De inwoners van de Republiek waren woedend en in paniek. Vertwijfeld gingen ze op zoek naar schuldigen en vonden die in raadpensionaris Johan de Witt en zijn broer Cornelis. In de ruim twintig jaar dat zij aan de macht waren, bereikte de Republiek haar hoogtepunt in de Gouden Eeuw en won het verschillende zeeoorlogen, denk bijvoorbeeld aan de tocht naar Chatham. De gebroeders De Witt werden er nu ervan beschuldigd het land te hebben verkocht aan Frankrijk en expres het leger te hebben verwaarloosd. Door de wekenlange demonisering van de broers heerste er een uiterst gewelddadigestemming onder de menigte, wellicht opgehitst door de Orangisten. Als gevolg hiervan werden de gebroeders De Witt op een gruwelijke wijze vermoord. Johan werd al snel doodgeschoten en Cornelis werd doodgeslagen met geweerkolven. Hierna kreeg het gepeupel de gelegenheid om zich uit te leven op de twee lichamen. Niet alleen de kleding werd van huh lijf gescheurd, ook werden verschillende vingers, hun tongen neuzen, tepels en geslachtsdelen afgesneden. Volgens sommige was er zelfs sprake van kannibalisme en zou een deelnemer een oog hebben doorgeslikt,met de mededeling: ‘Morgen schijt ik het wel weer uit.’ De twee lichamen werden vervolgens ondersteboven opgehangen aan de wipgalg.

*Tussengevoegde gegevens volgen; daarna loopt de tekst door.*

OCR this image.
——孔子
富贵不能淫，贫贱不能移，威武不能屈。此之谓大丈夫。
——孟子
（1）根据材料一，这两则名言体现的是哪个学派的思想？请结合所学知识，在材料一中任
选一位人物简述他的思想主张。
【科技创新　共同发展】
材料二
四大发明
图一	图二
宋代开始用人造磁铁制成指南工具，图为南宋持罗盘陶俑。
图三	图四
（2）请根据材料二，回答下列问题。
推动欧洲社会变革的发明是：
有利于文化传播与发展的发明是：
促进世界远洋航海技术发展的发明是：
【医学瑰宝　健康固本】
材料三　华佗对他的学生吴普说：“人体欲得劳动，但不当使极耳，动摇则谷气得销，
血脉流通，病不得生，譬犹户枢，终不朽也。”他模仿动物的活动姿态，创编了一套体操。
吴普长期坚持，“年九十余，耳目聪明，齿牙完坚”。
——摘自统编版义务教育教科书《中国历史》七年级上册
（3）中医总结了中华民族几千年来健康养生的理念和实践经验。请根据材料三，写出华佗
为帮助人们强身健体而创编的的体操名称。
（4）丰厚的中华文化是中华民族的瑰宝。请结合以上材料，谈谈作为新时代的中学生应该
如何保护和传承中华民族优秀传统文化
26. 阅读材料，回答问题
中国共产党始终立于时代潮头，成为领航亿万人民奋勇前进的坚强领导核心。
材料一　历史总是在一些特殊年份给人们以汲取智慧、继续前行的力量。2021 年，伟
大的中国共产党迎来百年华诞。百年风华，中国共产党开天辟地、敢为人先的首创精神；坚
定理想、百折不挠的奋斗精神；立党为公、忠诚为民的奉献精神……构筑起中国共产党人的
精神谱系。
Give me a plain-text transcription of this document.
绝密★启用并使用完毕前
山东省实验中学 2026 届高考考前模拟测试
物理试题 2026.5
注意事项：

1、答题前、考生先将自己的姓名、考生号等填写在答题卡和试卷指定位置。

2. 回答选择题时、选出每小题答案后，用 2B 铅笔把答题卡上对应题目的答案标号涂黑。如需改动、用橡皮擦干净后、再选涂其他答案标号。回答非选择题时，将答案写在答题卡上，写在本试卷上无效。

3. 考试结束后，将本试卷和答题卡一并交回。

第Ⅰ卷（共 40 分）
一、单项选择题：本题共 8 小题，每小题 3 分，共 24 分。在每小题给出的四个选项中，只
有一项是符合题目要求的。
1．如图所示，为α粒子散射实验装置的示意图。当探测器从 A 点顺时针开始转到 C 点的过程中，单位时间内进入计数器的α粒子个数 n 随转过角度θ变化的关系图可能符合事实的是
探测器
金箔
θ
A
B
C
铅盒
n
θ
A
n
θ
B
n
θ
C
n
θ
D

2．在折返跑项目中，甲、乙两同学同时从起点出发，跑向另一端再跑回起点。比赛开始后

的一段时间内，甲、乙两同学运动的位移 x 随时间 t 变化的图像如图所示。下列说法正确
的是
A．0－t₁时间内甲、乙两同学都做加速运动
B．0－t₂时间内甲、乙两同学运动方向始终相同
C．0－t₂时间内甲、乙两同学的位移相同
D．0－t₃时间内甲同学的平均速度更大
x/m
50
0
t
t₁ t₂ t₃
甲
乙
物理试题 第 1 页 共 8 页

Onder andere hun tongen, neuzen, tepels en geslachtsdelen werden afgesneden
Intussen kwam de macht in handen van de nieuwe stadhouder prins Willem III, die de strijd tegen de Engelsen, Fransen en bisdommen op zich nam. Door de verloren zeeslagen lagen de Engelsen al vroeg uit de strijd en sloten in 1674 vrede met de Republiek. De Republiek kreeg bovendien steun van Heilig Roomse Rijk, Spanje en Brandenburg-Pruisen. Uiteindelijk moesten ook de Fransen zich terugtrekken, omdat hun aanvoerlijn langs de Rijn werd bedreigd. Frankrijk moest het daarnaast in zijn eentje opnemen tegen de Republiek en haar bondgenoten. Om niet in de rug aangevallen te worden door de bondgenoten van de Republiek, trokken de bisdommen zich eveneens terug. Uiteindelijk werd met de Vrede van Nijmegen in 1678 de Hollandse Oorlog beëindigd.